The Microsoft Clustering algorithm provides two methods for creating clusters and assigning data points to the clusters. The first, the K-means algorithm, is a hard clustering method. This means that a data point can belong to only one cluster, and that a single probability is calculated for the membership of each data point in that cluster. The second method, the Expectation Maximization (EM) method, is a soft clustering method. This means that a data point always belongs to multiple clusters, and that a probability is calculated for each combination of data point and cluster.
You can choose which algorithm to use by setting the CLUSTERING_METHOD parameter. The default method for clustering is scalable EM.
EM Clustering
In EM clustering, the algorithm iteratively refines an initial cluster model to fit the data and determines the probability that a data point exists in a cluster. The algorithm ends the process when the probabilistic model fits the data. The function used to determine the fit is the log-likelihood of the data given the model.
If empty clusters are generated during the process, or if the membership of one or more of the clusters falls below a given threshold, the clusters with low populations are reseeded at new points and the EM algorithm is rerun.
The results of the EM clustering method are probabilistic. This means that every data point belongs to all clusters, but each assignment of a data point to a cluster has a different probability. Because the method allows for clusters to overlap, the sum of items in all the clusters may exceed the total items in the training set. In the mining model results, scores that indicate support are adjusted to account for this.
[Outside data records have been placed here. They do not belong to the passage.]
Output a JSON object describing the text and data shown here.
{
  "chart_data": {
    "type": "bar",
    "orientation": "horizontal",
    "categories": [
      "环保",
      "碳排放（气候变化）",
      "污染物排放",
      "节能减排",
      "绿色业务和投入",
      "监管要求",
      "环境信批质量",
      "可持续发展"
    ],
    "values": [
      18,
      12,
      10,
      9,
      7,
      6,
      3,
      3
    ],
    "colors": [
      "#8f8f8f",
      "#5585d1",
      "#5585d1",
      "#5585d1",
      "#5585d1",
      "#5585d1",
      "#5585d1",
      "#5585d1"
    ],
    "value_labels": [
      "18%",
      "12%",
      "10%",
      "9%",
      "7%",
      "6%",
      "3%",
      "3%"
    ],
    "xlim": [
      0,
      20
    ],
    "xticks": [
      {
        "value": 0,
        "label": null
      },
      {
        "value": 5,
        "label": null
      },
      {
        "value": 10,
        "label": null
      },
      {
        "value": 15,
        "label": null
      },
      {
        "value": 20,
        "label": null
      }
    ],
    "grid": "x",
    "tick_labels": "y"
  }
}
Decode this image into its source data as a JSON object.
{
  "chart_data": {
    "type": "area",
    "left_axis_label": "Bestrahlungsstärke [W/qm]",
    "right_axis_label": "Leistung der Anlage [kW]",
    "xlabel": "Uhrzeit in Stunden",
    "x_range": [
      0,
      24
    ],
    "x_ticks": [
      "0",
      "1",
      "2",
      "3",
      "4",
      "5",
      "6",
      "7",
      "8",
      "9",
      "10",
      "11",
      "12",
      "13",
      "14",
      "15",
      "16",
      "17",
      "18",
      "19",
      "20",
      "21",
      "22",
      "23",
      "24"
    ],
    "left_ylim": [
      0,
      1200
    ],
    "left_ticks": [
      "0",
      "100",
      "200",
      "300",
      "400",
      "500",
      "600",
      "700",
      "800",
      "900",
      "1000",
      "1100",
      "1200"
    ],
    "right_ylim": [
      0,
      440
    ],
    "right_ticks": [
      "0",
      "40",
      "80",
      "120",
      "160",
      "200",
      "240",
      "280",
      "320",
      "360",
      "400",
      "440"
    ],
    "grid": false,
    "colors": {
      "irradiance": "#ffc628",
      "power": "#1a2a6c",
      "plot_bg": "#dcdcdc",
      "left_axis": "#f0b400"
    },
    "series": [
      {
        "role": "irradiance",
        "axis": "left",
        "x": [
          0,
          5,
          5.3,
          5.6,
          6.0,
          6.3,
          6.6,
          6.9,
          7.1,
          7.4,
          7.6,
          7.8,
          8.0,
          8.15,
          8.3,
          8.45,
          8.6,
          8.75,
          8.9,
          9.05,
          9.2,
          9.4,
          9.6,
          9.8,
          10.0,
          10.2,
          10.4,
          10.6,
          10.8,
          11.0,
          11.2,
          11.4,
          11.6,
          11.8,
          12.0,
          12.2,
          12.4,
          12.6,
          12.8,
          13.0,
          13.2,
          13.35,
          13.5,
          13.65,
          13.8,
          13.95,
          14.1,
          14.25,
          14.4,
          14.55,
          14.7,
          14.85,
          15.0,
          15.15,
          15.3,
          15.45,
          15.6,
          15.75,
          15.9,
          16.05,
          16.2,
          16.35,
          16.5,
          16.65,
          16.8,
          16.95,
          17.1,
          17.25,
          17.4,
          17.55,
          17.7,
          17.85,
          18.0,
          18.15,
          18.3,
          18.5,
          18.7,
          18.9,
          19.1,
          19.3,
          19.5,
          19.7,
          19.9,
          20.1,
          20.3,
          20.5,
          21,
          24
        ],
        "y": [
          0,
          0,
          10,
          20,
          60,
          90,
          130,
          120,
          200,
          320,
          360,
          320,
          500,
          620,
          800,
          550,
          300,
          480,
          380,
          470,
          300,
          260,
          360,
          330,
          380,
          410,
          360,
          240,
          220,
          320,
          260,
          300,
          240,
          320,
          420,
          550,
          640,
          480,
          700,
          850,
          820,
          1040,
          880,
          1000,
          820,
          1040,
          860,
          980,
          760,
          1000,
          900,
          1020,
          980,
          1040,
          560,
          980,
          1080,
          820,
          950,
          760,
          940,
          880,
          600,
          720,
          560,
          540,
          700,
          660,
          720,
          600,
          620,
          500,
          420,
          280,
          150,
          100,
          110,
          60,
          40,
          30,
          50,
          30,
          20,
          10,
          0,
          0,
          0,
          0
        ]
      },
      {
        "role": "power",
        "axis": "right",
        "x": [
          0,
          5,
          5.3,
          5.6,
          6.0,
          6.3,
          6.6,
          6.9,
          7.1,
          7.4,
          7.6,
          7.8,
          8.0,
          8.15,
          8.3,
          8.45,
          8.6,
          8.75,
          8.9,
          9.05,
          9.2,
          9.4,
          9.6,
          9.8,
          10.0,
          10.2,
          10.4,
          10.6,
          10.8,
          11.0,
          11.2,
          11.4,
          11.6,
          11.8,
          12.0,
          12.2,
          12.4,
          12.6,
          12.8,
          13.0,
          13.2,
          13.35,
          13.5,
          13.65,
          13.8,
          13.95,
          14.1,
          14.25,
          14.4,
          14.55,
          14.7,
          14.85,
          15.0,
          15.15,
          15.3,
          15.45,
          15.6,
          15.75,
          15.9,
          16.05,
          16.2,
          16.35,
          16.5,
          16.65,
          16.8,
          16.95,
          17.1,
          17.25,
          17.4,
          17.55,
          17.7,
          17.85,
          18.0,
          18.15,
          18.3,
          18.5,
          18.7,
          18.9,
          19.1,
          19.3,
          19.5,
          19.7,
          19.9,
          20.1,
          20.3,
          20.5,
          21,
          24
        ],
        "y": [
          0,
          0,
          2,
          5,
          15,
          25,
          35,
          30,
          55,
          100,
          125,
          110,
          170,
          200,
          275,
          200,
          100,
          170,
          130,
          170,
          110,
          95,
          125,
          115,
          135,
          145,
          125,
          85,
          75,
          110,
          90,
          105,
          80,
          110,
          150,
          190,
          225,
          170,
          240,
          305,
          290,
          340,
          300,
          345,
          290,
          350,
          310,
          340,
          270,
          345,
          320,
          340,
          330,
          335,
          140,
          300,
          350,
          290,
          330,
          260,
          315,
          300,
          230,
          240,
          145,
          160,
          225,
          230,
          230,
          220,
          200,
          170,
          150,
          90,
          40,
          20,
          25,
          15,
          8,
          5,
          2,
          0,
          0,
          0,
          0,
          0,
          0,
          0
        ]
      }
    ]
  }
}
The EM algorithm is the default algorithm used in Microsoft clustering models. This algorithm is used as the default because it offers multiple advantages in comparison to k-means clustering:
-
Requires one database scan, at most.
-
Will work despite limited memory (RAM).
-
Has the ability to use a forward-only cursor.
-
Outperforms sampling approaches.
The Microsoft implementation provides two options: scalable and non-scalable EM. By default, in scalable EM, the first 50,000 records are used to seed the initial scan. If this is successful, the model uses this data only. If the model cannot be fit using 50,000 records, an additional 50,000 records are read. In non-scalable EM, the entire dataset is read regardless of its size. This method might create more accurate clusters, but the memory requirements can be significant. Because scalable EM operates on a local buffer, iterating through the data is much faster, and the algorithm makes much better use of the CPU memory cache than non-scalable EM. Moreover, scalable EM is three times faster than non-scalable EM, even if all the data can fit in main memory. In the majority of cases, the performance improvement does not lead to lower quality of the complete model.
For a technical report that describes the implementation of EM in the Microsoft Clustering algorithm, see Scaling EM (Expectation Maximization) Clustering to Large Databases.
K-Means Clustering
K-means clustering is a well-known method of assigning cluster membership by minimizing the differences among items in a cluster while maximizing the distance between clusters. The "means" in k-means refers to the centroid of the cluster, which is a data point that is chosen arbitrarily and then refined iteratively until it represents the true mean of all data points in the cluster. The "k" refers to an arbitrary number of points that are used to seed the clustering process. The k-means algorithm calculates the squared Euclidean distances between data records in a cluster and the vector that represents the cluster mean, and converges on a final set of k clusters when that sum reaches its minimum value.
The k-means algorithm assigns each data point to exactly one cluster, and does not allow for uncertainty in membership. Membership in a cluster is expressed as a distance from the centroid.
Typically, the k-means algorithm is used for creating clusters of continuous attributes, where calculating distance to a mean is straightforward. However, the Microsoft implementation adapts the k-means method to cluster discrete attributes, by using probabilities. For discrete attributes, the distance of a data point from a particular cluster is calculated as follows:
1 - P(data point, cluster)
Note: |
|---|
|
The Microsoft Clustering algorithm does not expose the distance function used in computing k-means, and measures of distance are not available in the completed model. However, you can use a prediction function to return a value that corresponds to distance, where distance is computed as the probability of a data point belonging to the cluster. For more information, see ClusterProbability (DMX).
|
The k-means algorithm provides two methods of sampling the data set: non-scalable K-means, which loads the entire data set and makes one clustering pass, or scalable k-means, where the algorithm uses the first 50,000 cases and reads more cases only if it needs more data to achieve a good fit of model to data.